ただ、我々も含めてスタートアップは、正論だけでは会社としてのゴールを達成できないこともあり得ます。
難易度の高い課題を解くことで、社会的に大きなインパクトを生み出そうとしている。そのためには、まずビジネス上の実績を出して、大きなお金を調達して、それを使ってまた優秀な人を雇って…というサイクルを回さなければいけないことも事実です。
ですので、特にPMFするまでは、継続的に負債を返済するのは難しいことだっただろうと思います。
諸岡 僕から見ると、以前は宮本さんが最前線に立って、突貫でどうにかサービスを動かしてくれていた。そこにトリさんが入ってくれたことで、初めてプロジェクトとして技術負債の返済をやろうという話ができたんだと思っています。
トリ 目の前にいっぱい仕事があってそれに追われている状況だと、プロジェクト化しましょうと経営に上申すること自体が難しいですよね。宮本さんの立場だったら「そんな暇ねえよ!」みたいな(笑)。
宮本 まさにそうでしたね(笑)。
事業計画に基づいたエンジニアリングのためのカルチャーを作る
トリ 入社してすぐは、ふわーっと様子を見ていたといいますか、チームやシステムを観察するところから始めました。エンジニアリングと他のチームのSlack上でのやり取りなどは、状況を理解する上ではとても学びが多かったですね。
また、僕自身がAWSが得意、あるいは好きなこともあって、インフラまわりがどうなってるかはやはり気になりまして。そこで主にセキュリティまわりで即座に対応すべき事柄がいくつかあったので、入社当初は社内を観察しながらもその部分については手を動かして改善していきました。
次に、採用のプロセスに入るようにして、最初は選考というより候補者の方と仲良くなるみたいな(笑)。アトラクト的に、「カミナシのエンジニアリングを将来的にはこういうふうにしていきたいんだよね」といった話をしたり。
そこから採用にもっと深く入っていって、どういう人が今のカミナシには必要なのか、という観点からジョブディスクリプションを更新するようなタイミングで、徐々に経営側の仕事が増えていった感じです。
入社した当時に僕が感じていたことを改めて言語化するなら、「エンジニアリングだけ事業計画に基づいていないな」だと思います。

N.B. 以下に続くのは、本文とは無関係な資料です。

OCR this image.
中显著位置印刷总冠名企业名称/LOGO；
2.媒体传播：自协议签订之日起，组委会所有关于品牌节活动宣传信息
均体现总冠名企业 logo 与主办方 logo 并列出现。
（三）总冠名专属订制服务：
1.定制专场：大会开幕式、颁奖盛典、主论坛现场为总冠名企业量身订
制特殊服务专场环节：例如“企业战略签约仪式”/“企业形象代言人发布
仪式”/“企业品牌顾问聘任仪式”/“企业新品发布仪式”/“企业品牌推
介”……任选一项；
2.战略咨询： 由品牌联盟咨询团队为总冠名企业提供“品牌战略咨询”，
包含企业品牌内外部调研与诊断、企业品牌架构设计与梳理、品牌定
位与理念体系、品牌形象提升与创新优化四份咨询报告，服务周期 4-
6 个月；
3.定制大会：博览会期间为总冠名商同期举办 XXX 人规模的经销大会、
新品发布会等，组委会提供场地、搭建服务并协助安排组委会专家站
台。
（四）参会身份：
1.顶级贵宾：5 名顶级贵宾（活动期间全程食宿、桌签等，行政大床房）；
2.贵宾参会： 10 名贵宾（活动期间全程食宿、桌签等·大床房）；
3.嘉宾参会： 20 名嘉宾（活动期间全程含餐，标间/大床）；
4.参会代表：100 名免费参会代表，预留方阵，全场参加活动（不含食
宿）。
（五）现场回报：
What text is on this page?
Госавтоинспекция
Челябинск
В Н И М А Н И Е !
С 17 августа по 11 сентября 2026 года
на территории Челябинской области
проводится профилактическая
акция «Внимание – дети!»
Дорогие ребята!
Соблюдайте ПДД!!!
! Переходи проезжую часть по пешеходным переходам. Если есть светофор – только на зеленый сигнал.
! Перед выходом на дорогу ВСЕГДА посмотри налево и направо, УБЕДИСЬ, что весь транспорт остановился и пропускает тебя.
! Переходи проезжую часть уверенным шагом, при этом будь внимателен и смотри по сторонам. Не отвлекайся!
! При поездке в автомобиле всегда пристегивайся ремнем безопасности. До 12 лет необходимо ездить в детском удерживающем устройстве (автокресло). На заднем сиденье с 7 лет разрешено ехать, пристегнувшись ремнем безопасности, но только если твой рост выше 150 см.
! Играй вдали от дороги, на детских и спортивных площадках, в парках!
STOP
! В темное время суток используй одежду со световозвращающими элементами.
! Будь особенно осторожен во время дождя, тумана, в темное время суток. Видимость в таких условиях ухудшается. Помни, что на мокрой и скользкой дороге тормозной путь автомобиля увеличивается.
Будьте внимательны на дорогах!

他の部門はみんな事業計画に基づいて、クォーター、半年、1年と動きをデザインしていたのですが、エンジニアリングはそうではなかった。他のチームから流れてくるタスクを捌くことで精いっぱいになっていたんですね。
エンジニアリング単体で、事業計画に基づいてできるプランニングは何かというと、例えば「年末までに契約者数がこれぐらいのサイズになる」という計画があるとしますよね。
その際に想定されるデータ量や、トラフィックのボリュームなどがその計画から逆算できるはずなので、それに基づいて、現状のシステムでそれが捌けるか勘案する…といったことです。事業計画に基づいた逆算と準備ですね。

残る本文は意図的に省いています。